Amy nodded, speechless.

“Wasn’t Allan a poor man just out of medical school when he went into the Army? Isn’t Peter entirely dependent on his mother?”

Again Amy nodded.

“So, either one might have been a lover who could not offer Esther all the things that Curtis Gregory has given her.” Payne smiled wryly. “That shocks you, doesn’t it? You thought you had fitted us all so neatly into our little slots! Allan and Peter must be innocent — men you’ve always known and liked. But a stranger — he might do anything.”

“Not Peter!”

“That leaves Allan. Funny, I thought you liked him.”

“I do.”

“But your first cry was, ‘Not Peter.’ When a girl likes a man less than her broth—”

“Allan. I don’t believe it! If you dislike Esther why did you come here at all?”

“Because another insurance man told me that Curtis has just applied for $50,000 worth of life insurance, with Esther as beneficiary. Some criminals are psychopathic enough to repeat the pattern of a crime once it has succeeded. I wrote Esther from the West Coast and proposed myself as a guest.
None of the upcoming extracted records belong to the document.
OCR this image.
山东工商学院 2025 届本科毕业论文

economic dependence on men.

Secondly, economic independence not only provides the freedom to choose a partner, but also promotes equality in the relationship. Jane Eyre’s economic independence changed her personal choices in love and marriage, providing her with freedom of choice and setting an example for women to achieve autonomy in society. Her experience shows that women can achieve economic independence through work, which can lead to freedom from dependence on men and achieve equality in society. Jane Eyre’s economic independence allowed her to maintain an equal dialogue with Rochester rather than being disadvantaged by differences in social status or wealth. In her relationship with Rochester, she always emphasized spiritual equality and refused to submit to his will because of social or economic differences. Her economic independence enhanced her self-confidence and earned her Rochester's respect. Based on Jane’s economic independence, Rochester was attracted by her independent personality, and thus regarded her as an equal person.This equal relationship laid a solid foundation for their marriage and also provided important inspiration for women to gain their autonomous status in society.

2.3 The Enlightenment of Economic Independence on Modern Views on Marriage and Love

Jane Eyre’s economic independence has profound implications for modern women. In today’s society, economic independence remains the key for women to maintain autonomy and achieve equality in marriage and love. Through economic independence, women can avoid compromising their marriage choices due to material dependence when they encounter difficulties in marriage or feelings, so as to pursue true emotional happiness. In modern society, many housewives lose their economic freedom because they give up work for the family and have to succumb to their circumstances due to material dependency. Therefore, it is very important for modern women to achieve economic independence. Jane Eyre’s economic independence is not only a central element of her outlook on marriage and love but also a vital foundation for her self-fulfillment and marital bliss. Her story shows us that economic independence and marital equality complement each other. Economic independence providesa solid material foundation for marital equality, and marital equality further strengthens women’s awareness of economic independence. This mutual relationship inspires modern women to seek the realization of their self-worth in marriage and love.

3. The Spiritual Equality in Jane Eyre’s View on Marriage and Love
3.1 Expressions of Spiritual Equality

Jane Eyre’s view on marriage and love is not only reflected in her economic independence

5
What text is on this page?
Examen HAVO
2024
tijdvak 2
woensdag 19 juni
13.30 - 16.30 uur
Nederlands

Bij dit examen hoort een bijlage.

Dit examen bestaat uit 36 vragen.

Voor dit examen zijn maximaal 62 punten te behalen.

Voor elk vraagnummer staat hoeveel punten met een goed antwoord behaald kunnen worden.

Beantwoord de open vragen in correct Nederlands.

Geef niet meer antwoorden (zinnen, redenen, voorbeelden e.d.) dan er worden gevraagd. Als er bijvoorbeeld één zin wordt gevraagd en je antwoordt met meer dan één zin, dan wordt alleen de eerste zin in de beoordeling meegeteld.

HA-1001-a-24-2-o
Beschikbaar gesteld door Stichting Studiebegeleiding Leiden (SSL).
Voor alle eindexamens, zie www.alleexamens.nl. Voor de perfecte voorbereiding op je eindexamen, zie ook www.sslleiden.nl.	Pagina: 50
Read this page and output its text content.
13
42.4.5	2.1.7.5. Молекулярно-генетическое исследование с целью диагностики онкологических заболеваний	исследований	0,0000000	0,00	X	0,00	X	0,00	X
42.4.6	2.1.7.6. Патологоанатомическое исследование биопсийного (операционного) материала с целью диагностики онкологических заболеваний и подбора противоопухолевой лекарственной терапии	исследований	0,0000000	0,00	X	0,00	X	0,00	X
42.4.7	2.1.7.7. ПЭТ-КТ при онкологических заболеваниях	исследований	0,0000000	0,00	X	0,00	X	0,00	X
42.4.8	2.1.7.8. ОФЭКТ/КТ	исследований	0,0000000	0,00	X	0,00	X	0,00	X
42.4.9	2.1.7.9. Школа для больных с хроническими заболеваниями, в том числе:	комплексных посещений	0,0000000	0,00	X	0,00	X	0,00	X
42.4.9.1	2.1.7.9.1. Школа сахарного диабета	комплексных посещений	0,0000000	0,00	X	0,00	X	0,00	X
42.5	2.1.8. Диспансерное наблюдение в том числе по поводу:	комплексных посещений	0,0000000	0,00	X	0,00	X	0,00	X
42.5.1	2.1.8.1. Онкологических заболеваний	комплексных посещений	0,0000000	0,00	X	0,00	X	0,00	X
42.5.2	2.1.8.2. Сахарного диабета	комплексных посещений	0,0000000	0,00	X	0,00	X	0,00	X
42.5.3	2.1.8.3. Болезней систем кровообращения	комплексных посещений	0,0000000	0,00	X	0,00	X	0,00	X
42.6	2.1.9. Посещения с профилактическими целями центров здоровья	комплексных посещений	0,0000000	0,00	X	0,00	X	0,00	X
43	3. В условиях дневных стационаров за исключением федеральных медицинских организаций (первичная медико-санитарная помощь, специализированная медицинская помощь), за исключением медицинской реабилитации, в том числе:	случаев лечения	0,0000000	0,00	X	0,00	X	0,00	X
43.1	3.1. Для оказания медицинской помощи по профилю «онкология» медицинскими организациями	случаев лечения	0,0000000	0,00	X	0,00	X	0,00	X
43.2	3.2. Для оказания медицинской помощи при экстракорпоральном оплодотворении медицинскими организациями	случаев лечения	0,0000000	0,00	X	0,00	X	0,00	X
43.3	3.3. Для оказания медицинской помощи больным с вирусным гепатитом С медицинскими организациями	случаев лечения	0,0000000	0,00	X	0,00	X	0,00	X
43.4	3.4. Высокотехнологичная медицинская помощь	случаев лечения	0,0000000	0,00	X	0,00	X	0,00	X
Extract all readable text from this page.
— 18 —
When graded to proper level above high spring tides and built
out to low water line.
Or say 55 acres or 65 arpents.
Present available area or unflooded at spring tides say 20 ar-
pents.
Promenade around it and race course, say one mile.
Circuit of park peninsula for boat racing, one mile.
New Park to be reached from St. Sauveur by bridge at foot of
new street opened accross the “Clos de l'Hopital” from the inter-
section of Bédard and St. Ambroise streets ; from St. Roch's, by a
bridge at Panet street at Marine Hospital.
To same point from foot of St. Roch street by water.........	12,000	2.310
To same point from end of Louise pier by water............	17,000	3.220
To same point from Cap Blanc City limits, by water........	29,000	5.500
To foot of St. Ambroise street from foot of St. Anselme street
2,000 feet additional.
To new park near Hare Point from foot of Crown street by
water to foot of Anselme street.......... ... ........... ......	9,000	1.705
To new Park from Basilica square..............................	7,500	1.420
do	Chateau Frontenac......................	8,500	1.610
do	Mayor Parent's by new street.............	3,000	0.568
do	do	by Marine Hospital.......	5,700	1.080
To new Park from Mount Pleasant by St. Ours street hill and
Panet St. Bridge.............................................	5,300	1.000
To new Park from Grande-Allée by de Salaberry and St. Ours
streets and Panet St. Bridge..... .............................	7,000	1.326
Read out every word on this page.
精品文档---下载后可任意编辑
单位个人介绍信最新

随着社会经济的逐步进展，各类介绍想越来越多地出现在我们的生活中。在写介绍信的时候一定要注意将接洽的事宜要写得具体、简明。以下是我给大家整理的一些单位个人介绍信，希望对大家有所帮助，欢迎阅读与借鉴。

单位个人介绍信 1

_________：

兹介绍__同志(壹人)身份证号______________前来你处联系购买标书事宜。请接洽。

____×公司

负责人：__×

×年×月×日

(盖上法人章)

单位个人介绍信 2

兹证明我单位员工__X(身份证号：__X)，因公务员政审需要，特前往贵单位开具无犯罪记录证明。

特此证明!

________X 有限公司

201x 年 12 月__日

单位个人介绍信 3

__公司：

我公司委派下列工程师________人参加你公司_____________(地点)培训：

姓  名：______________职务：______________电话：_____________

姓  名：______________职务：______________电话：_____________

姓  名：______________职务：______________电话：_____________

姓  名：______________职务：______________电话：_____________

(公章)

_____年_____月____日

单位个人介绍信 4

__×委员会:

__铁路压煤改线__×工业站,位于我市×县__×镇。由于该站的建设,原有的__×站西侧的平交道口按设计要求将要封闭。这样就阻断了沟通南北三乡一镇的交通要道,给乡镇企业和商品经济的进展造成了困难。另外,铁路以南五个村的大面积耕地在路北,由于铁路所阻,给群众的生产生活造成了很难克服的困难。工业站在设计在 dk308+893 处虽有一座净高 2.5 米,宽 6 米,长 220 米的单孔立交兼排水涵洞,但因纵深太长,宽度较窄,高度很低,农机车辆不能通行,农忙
She couldn’t refuse an old friend of her first husband’s who had to come East anyway, and now you come up with this story of yours about a conversation heard over an open telephone line. Murchison gave me the gist of it when he came here this morning asking for confirmation of Esther’s alibi, but he didn’t go into details. Can you repeat the actual words?”

“I can try.”

Payne listened, his gaze on the fire. “There’s one odd thing. The sex of the potential victim is never mentioned. There isn’t a single ‘he’ or ‘she’.”